FOUR years have passed since the establishment of the DS brand which has brought with it some interesting models especially at the stumpier end of the range including a rather fetching 'woman about Paris' convertible.
However not all imaginations have been captured and people still regularly ask what the car outside the house is with many still not grasping that DS is the PSA group's luxury brand.
Inevitably there now has to be a top-end SUV model, the DS 7 Crossback and what a deviation from the norm it proves to be.
Built in the same factory as the Peugeot 3008 and on the same EMP2 model platform the DS 7 is a front-wheel drive SUV available with two diesel engines, 130 and 180 or a PureTech 225 turbo petrol power unit.
At that point ordinariness is suspended and the very best of daring French design substituted.
There is, for instance, a night vision feature which uses sniper-sights technology to support the headlights at night with as clear an infra-red picture as you could wish for.
A gimmick? No way, it enhances the safety of night driving by picking out unlit pedestrians, random cyclists and animals in the road.
There is other wondrous technology available in different parts of the range like autonomous driving via DS Pilot, active scan suspension which uses a camera to read the road ahead and adjust for lumps and bumps.
Internal camera technology is also employed to judge if the driver is becoming drowsy, activating an audible alert.
DS leans heavily on the idea that this car is ‘avant-garde' and although it is quite clearly another addition to the busy luxury SUV market who could argue?
From three dimensional rear lights to headlights which rotate 180 degrees when the doors are unlocked it has the trademark radicalisation of the old-style Citroen DS and features long forgotten like cyclops eye speedo and tennis ball brake pedal of the CX.
DS makes a big thing of lighting with several automated beams for town, country, motorway, bad weather and dipping.

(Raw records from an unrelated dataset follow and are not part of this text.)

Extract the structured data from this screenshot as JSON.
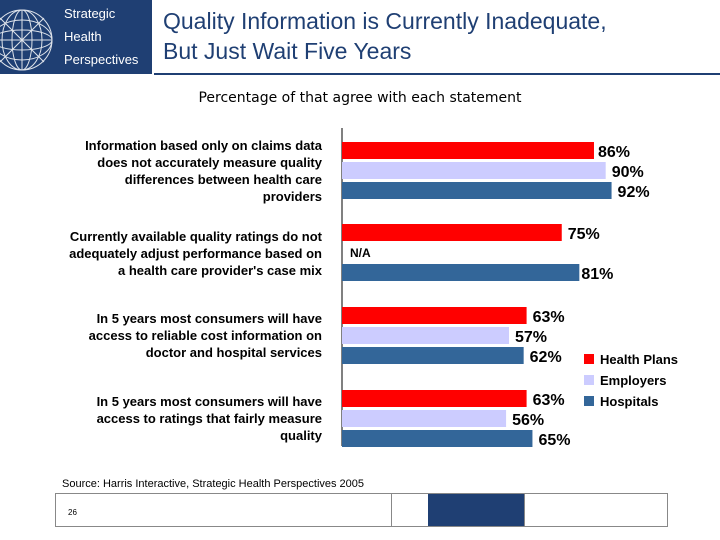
{
  "header": {
    "logo_lines": [
      "Strategic",
      "Health",
      "Perspectives"
    ],
    "title_lines": [
      "Quality Information is Currently Inadequate,",
      "But Just Wait Five Years"
    ]
  },
  "subtitle": "Percentage of that agree with each statement",
  "chart_data": {
    "type": "bar",
    "orientation": "horizontal",
    "title": "Percentage of that agree with each statement",
    "categories": [
      "Information based only on claims data does not accurately measure quality differences between health care providers",
      "Currently available quality ratings do not adequately adjust performance based on a health care provider's case mix",
      "In 5 years most consumers will have access to reliable cost information on doctor and hospital services",
      "In 5 years most consumers will have access to ratings that fairly measure quality"
    ],
    "category_lines": [
      [
        "Information based only on claims data",
        "does not accurately measure quality",
        "differences between health care",
        "providers"
      ],
      [
        "Currently available quality ratings do not",
        "adequately adjust performance based on",
        "a health care provider's case mix"
      ],
      [
        "In 5 years most consumers will have",
        "access to reliable cost information on",
        "doctor and hospital services"
      ],
      [
        "In 5 years most consumers will have",
        "access to ratings that fairly measure",
        "quality"
      ]
    ],
    "series": [
      {
        "name": "Health Plans",
        "color": "#ff0000",
        "values": [
          86,
          75,
          63,
          63
        ],
        "labels": [
          "86%",
          "75%",
          "63%",
          "63%"
        ]
      },
      {
        "name": "Employers",
        "color": "#ccccff",
        "values": [
          90,
          null,
          57,
          56
        ],
        "labels": [
          "90%",
          "N/A",
          "57%",
          "56%"
        ]
      },
      {
        "name": "Hospitals",
        "color": "#336699",
        "values": [
          92,
          81,
          62,
          65
        ],
        "labels": [
          "92%",
          "81%",
          "62%",
          "65%"
        ]
      }
    ],
    "xlim": [
      0,
      100
    ],
    "legend_position": "right"
  },
  "footer": {
    "source": "Source: Harris Interactive, Strategic Health Perspectives 2005",
    "page_number": "26"
  }
}
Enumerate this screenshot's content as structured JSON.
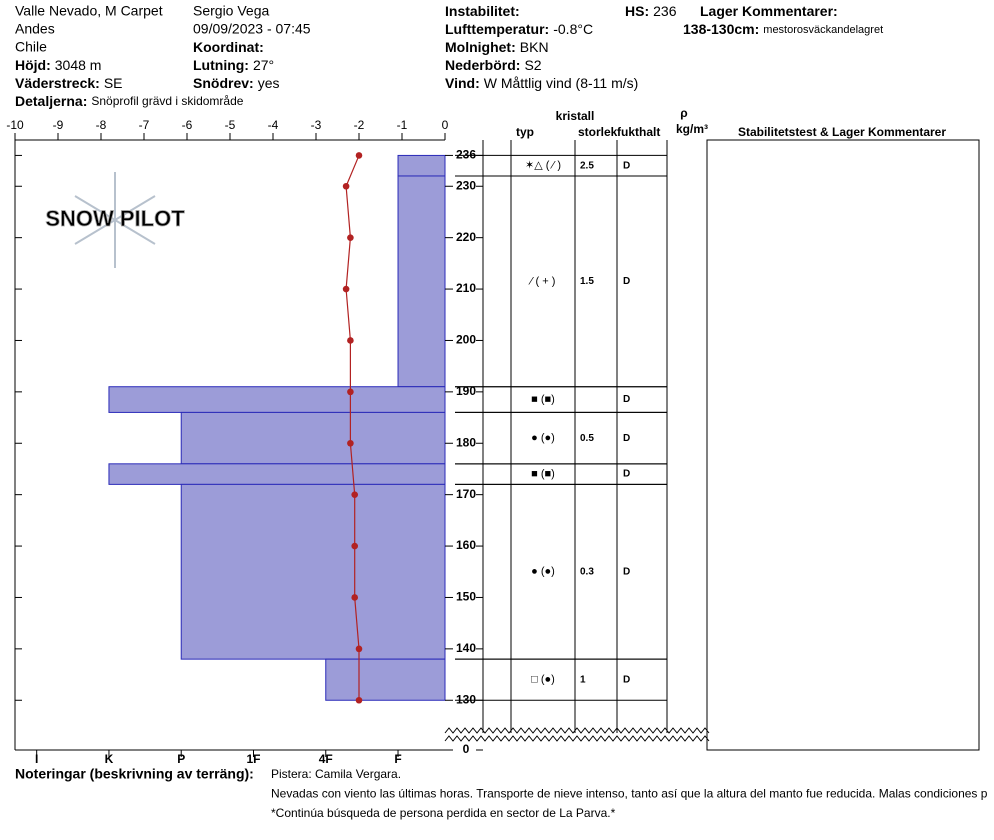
{
  "header": {
    "site": "Valle Nevado, M Carpet",
    "range": "Andes",
    "country": "Chile",
    "elevation": {
      "label": "Höjd:",
      "value": "3048 m"
    },
    "aspect": {
      "label": "Väderstreck:",
      "value": "SE"
    },
    "details": {
      "label": "Detaljerna:",
      "value": "Snöprofil grävd i skidområde"
    },
    "observer": "Sergio Vega",
    "datetime": "09/09/2023 - 07:45",
    "coordinates": {
      "label": "Koordinat:"
    },
    "slope": {
      "label": "Lutning:",
      "value": "27°"
    },
    "wind_loading": {
      "label": "Snödrev:",
      "value": "yes"
    },
    "instability": {
      "label": "Instabilitet:"
    },
    "air_temp": {
      "label": "Lufttemperatur:",
      "value": "-0.8°C"
    },
    "sky": {
      "label": "Molnighet:",
      "value": "BKN"
    },
    "precip": {
      "label": "Nederbörd:",
      "value": "S2"
    },
    "wind": {
      "label": "Vind:",
      "value": "W Måttlig vind (8-11 m/s)"
    },
    "hs": {
      "label": "HS:",
      "value": "236"
    },
    "layer_comments": {
      "label": "Lager Kommentarer:"
    },
    "layer_comment": {
      "label": "138-130cm:",
      "value": "mestorosväckandelagret"
    }
  },
  "logo": "SNOW PILOT",
  "table_headers": {
    "crystal": "kristall",
    "type": "typ",
    "size": "storlek",
    "moisture": "fukthalt",
    "density": "ρ",
    "density_unit": "kg/m³",
    "comments": "Stabilitetstest & Lager Kommentarer"
  },
  "chart_data": {
    "type": "snow_profile",
    "xlim": [
      -10,
      0
    ],
    "xticks": [
      -10,
      -9,
      -8,
      -7,
      -6,
      -5,
      -4,
      -3,
      -2,
      -1,
      0
    ],
    "ylim": [
      0,
      239
    ],
    "yticks": [
      236,
      230,
      220,
      210,
      200,
      190,
      180,
      170,
      160,
      150,
      140,
      130,
      0
    ],
    "hardness_lim": [
      6.3,
      0.35
    ],
    "hardness_ticks": [
      {
        "value": 6,
        "label": "I"
      },
      {
        "value": 5,
        "label": "K"
      },
      {
        "value": 4,
        "label": "P"
      },
      {
        "value": 3,
        "label": "1F"
      },
      {
        "value": 2,
        "label": "4F"
      },
      {
        "value": 1,
        "label": "F"
      }
    ],
    "layer_color": "#9c9cd8",
    "layer_edge": "#2a2ab8",
    "layers": [
      {
        "top": 236,
        "bottom": 232,
        "hardness": 1,
        "grain": "✶△ ( ⁄ )",
        "size": "2.5",
        "moisture": "D"
      },
      {
        "top": 232,
        "bottom": 191,
        "hardness": 1,
        "grain": "⁄ ( + )",
        "size": "1.5",
        "moisture": "D"
      },
      {
        "top": 191,
        "bottom": 186,
        "hardness": 5,
        "grain": "■ (■)",
        "size": null,
        "moisture": "D"
      },
      {
        "top": 186,
        "bottom": 176,
        "hardness": 4,
        "grain": "● (●)",
        "size": "0.5",
        "moisture": "D"
      },
      {
        "top": 176,
        "bottom": 172,
        "hardness": 5,
        "grain": "■ (■)",
        "size": null,
        "moisture": "D"
      },
      {
        "top": 172,
        "bottom": 138,
        "hardness": 4,
        "grain": "● (●)",
        "size": "0.3",
        "moisture": "D"
      },
      {
        "top": 138,
        "bottom": 130,
        "hardness": 2,
        "grain": "□ (●)",
        "size": "1",
        "moisture": "D"
      }
    ],
    "temperature": {
      "color": "#b22222",
      "depth": [
        236,
        230,
        220,
        210,
        200,
        190,
        180,
        170,
        160,
        150,
        140,
        130
      ],
      "values": [
        -2.0,
        -2.3,
        -2.2,
        -2.3,
        -2.2,
        -2.2,
        -2.2,
        -2.1,
        -2.1,
        -2.1,
        -2.0,
        -2.0
      ]
    }
  },
  "notes": {
    "label": "Noteringar (beskrivning av terräng):",
    "lines": [
      "Pistera: Camila Vergara.",
      "Nevadas con viento las últimas horas. Transporte de nieve intenso, tanto así que la altura del manto fue reducida. Malas condiciones p",
      "*Continúa búsqueda de persona perdida en sector de La Parva.*"
    ]
  }
}
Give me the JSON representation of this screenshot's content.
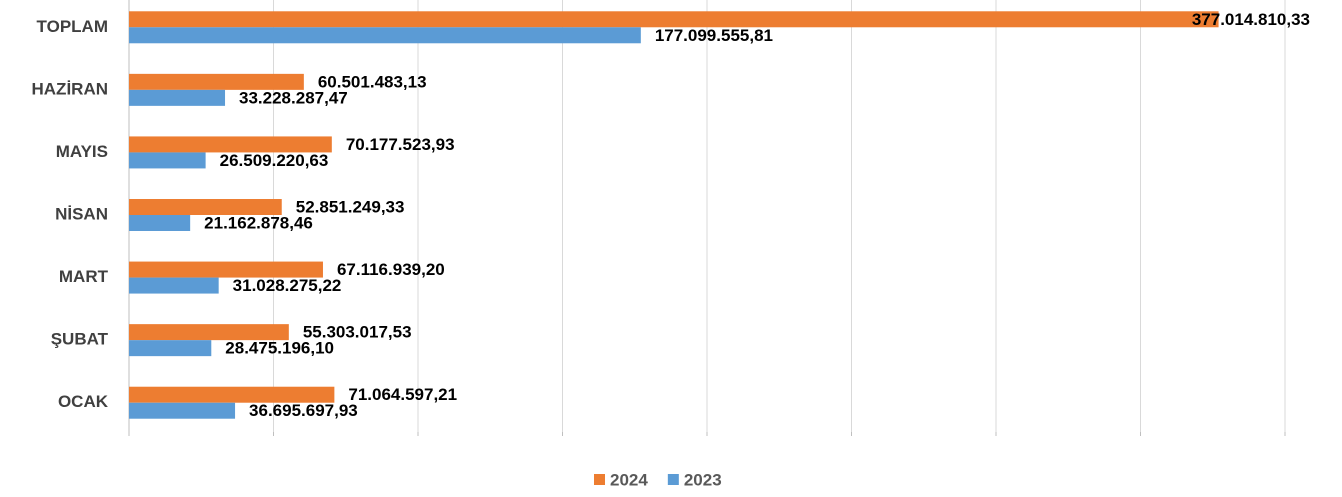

Clever stuff and very useful.
Where the designers have had a field day is inside. This is as classy as a Louis Vuitton handbag.
There are four trim levels in the price range with Elegance coming in at £28,050; Performance Line topping out at £36,335 for the diesel 180 eight-speed automatic, Prestige raising the anti to £39,335 and Ultra topping everything off for £43,535.
This model is a thing of silky luxury and no small amount of beauty, fully leather trimmed with the distinctive rising from the facia B.R.M. 180 timepiece alongside all of the technical advances.
All cockpit options have a huge amount going on so if it is buttons and switches you are after this is your chance. Touch screens are 12-inch versions and the centre console house a double array of flip switches.
On top of that there is ambient lighting, the very highest level of trim quality and the option of four bespoke designs, Bastille, Rivoli, Opera and Performance Line..
Even at entry level equipment is good with 18-inch alloys cruise control, lane departure warning parking sensors and a powered tailgate.
Up in the Gods, Prestige models have the lot, vented and massaging front seats, sunroof, and the advanced safety features.
Out on the road all diesel engines are muted and smooth with the 1.5-litre outstanding. The 1.6 petrol will be quickest, claiming a 0-62 time of 8.3 seconds. The smaller diesel is promising a best consumption average of 68.9mpg
The Crossback scores well on practicality with plenty of passenger room and a 628 litre boot.
So is it a worth addition to the world of SUVs?
Most definitely and whatever the fairly standard exterior profile there is enough new stuff going on here to justify the DS desire to be seen as avant-garde and even more to qualify the car in the luxury sector.